Not sure what you mean by cover brackets....I know of no such thing, which is probably why you can't find part #'s.....
Drain the oil, or if you can securely lean the bike on it's right side(I put a jackstand under my right highway peg mount), you can skip this. On the same token, on the sidestand you can remove the clutch cover with no oil spilling FYI.

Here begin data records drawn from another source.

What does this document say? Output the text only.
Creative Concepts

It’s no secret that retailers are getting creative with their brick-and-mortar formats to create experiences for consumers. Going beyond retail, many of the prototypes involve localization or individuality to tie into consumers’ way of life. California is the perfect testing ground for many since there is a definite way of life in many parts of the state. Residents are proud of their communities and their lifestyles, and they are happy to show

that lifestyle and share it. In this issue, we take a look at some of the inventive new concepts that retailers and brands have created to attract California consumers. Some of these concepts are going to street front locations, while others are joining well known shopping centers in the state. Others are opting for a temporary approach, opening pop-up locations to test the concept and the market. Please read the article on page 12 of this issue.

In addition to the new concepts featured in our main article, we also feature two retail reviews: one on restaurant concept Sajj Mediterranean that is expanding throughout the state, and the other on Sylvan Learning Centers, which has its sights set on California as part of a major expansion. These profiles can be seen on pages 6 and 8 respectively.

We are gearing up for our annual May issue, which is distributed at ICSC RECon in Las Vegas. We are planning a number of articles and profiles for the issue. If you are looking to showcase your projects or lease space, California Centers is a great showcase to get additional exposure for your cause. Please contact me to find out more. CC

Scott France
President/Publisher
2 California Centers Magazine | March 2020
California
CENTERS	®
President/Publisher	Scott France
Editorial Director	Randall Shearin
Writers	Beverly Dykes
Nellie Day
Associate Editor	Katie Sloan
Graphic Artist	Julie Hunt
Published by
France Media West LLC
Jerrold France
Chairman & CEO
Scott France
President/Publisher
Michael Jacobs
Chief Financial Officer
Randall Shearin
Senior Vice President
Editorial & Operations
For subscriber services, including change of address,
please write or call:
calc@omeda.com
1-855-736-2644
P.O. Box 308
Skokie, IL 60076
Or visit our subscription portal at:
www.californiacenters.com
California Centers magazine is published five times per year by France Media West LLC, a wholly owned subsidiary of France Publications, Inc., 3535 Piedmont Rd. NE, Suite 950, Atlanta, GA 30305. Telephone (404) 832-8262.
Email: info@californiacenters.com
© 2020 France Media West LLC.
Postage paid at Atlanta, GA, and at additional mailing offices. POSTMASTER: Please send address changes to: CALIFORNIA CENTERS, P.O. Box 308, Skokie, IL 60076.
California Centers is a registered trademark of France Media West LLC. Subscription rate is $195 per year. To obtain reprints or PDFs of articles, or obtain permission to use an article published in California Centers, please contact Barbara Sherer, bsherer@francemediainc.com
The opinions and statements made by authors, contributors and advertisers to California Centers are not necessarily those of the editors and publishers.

It's pretty straightforward. You'll need a 12mm to remove the footpeg, a 10mm to remove the pinch bolt on the gearshift, and a 5mm allen key to remove the case bolts, as well as a #3 or #4 philips screwdriver (BIG one) to remove the stator bolts. The two bolts that mount the shifter also help hold the middle gear cover on, they're longer than the rest. The bottom screw on the middle gear cover has a small copper washer on it, just make sure it doesn't get lost.
Remove footpeg
Remove shifter
Remove middle gear cover
Remove stator cover.
The stator cover will fight you a bit since you have to yank it out from the magnets inside the flywheel. Then you just remove the three big philips head screws and the thin disc on top that keeps it centered. Remove the two screws that hold the wire guide in place(one is shared with the pickup coil bracket). Get the stator wires out from under it, pull the grommet out of the case and toss the old stator. Put the disc on the new stator, put the wires back in the channel, and reinstall the guide/cover thing. Then assembly is just reverse of removal.
Make sure your screwdriver fits well....they're pretty tight and stripping them I imagine would cause a royal PITA. If it only fits a little bit, don't use it, and get one that does. If you have an impact driver, it might make this easier. All 3 came out for me without stripping, but it took a LOT of torque and gripping the screwdriver with a rag.
Ensure you do a good job cleaning the mating surfaces...chances are the old gaskets will leave lots of crud behind. I use a razor blade scraper and scotch-brite pads to clean them. A little extra time now prevents you from having to take it all apart again when it leaks. For me the OEM gaskets never worked to re-seal the case, so I use blackRTV, but others have reported that making a gasket can cause binding in the starter geartrain. Always fine for me, but do so at your own risk I suppose.
While you're at it, cut the connector off the stator, and directly splice the wires to the r/r. I'd suggest also wiring the r/r directly to the + and - sides of the battery...the factory harness has lots of choke points that cost you voltage.